The guy was being a jerk.

This father's lawsuit could be vexatious or legitimate and there was no indication in the reporting or judge's comments which hinted at this being anything other than a legitimate interest on the part of the father.

So, assuming that the father sued because he really wants to witness the birth of his child, this signals, to me at least, that his presence and his witness, is a hugely important part of how he sees himself in a father role.
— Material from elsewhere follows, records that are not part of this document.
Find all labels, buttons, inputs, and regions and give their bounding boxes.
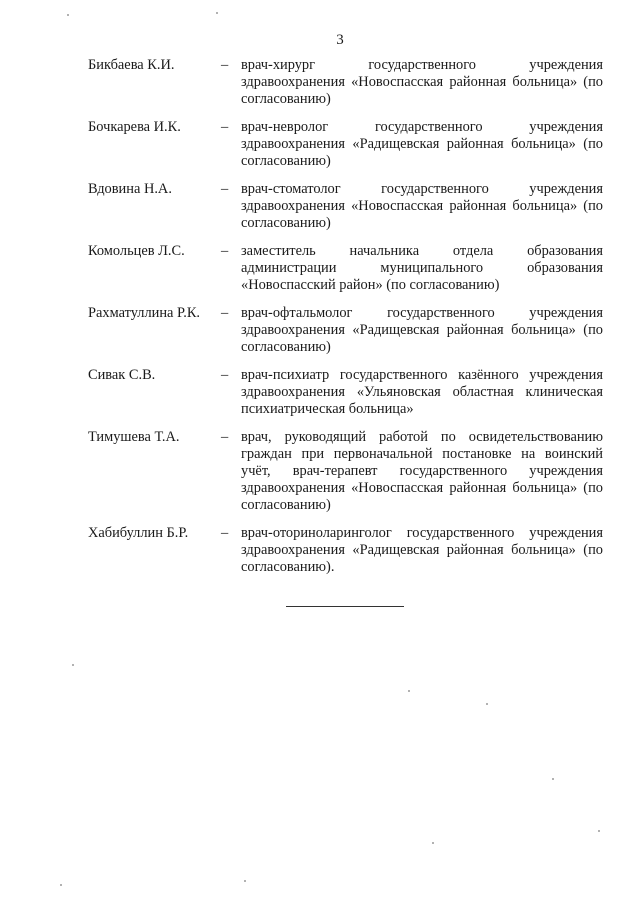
list-item — [88, 181, 603, 232]
scan-speck — [72, 664, 74, 666]
list-item — [88, 119, 603, 170]
member-name: Бикбаева К.И. — [88, 57, 175, 73]
member-description: врач-оториноларинголог государственного учреждения здравоохранения «Радищевская районная больница» (по согласованию). — [241, 525, 603, 575]
dash-separator: – — [221, 525, 229, 541]
dash-separator: – — [221, 367, 229, 383]
dash-separator: – — [221, 119, 229, 135]
list-item — [88, 525, 603, 576]
dash-separator: – — [221, 243, 229, 259]
member-name: Тимушева Т.А. — [88, 429, 180, 445]
member-name: Хабибуллин Б.Р. — [88, 525, 189, 541]
member-name: Рахматуллина Р.К. — [88, 305, 201, 321]
dash-separator: – — [221, 181, 229, 197]
member-description: врач-хирург государственного учреждения здравоохранения «Новоспасская районная больница» (по согласованию) — [241, 57, 603, 107]
list-item — [88, 305, 603, 356]
dash-separator: – — [221, 305, 229, 321]
list-item — [88, 57, 603, 108]
member-name: Вдовина Н.А. — [88, 181, 172, 197]
scan-speck — [60, 884, 62, 886]
scan-speck — [67, 14, 69, 16]
scan-speck — [552, 778, 554, 780]
list-item — [88, 367, 603, 418]
scan-speck — [486, 703, 488, 705]
list-item — [88, 429, 603, 514]
scan-speck — [598, 830, 600, 832]
dash-separator: – — [221, 57, 229, 73]
scan-speck — [244, 880, 246, 882]
scan-speck — [432, 842, 434, 844]
dash-separator: – — [221, 429, 229, 445]
member-description: врач-психиатр государственного казённого учреждения здравоохранения «Ульяновская областная клиническая психиатрическая больница» — [241, 367, 603, 417]
member-description: врач-невролог государственного учреждения здравоохранения «Радищевская районная больница» (по согласованию) — [241, 119, 603, 169]
member-description: врач-офтальмолог государственного учреждения здравоохранения «Радищевская районная больница» (по согласованию) — [241, 305, 603, 355]
member-description: врач-стоматолог государственного учреждения здравоохранения «Новоспасская районная больница» (по согласованию) — [241, 181, 603, 231]
member-name: Сивак С.В. — [88, 367, 156, 383]
list-item — [88, 243, 603, 294]
member-list — [88, 57, 603, 576]
page-number: 3 — [336, 32, 344, 48]
member-description: заместитель начальника отдела образования администрации муниципального образования «Новоспасский район» (по согласованию) — [241, 243, 603, 293]
member-name: Комольцев Л.С. — [88, 243, 185, 259]
closing-rule — [286, 606, 404, 607]
scan-speck — [216, 12, 218, 14]
scan-speck — [408, 690, 410, 692]
member-name: Бочкарева И.К. — [88, 119, 181, 135]
member-description: врач, руководящий работой по освидетельствованию граждан при первоначальной постановке на воинский учёт, врач-терапевт государственного учреждения здравоохранения «Новоспасская районная больница» (по согласованию) — [241, 429, 603, 513]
If this makes him a more engaged father, than that is in the best interests of the child. The child's life is enriched by having a more engaged father than a less engaged father or one who just doesn't give a damn about the child. This is a purposeful pushing away of the father, a purposeful effort to exclude him from the birth of his child, a purposeful effort to deprive him of an experience that is fleeting and can never be substituted. It doesn't matter whether we think that his presence could have such profound effects on his relationship with his child, he apparently thinks it will, hence his willingness to take this issue to a Court of Law. That sure signals to me that he is really invested in the experience.
 
Re: New Jersey Judge Blocks Dad From Delivery Room

I realize I'm reading your post out of context, so excuse me if I've misinterpreted it, but what is in the best interests of the child about upsetting his mother while it's being born? Stress takes a physical toll on the human body. Stress in childbirth isn't a good thing.

The guy was being a jerk.
A large percentage of women having strokes during labor/delivery are related to hypertension. Stress would add to this risk!!!

I think since pregnancy is "natural" that folks do not equate it with being a potential medical nightmare.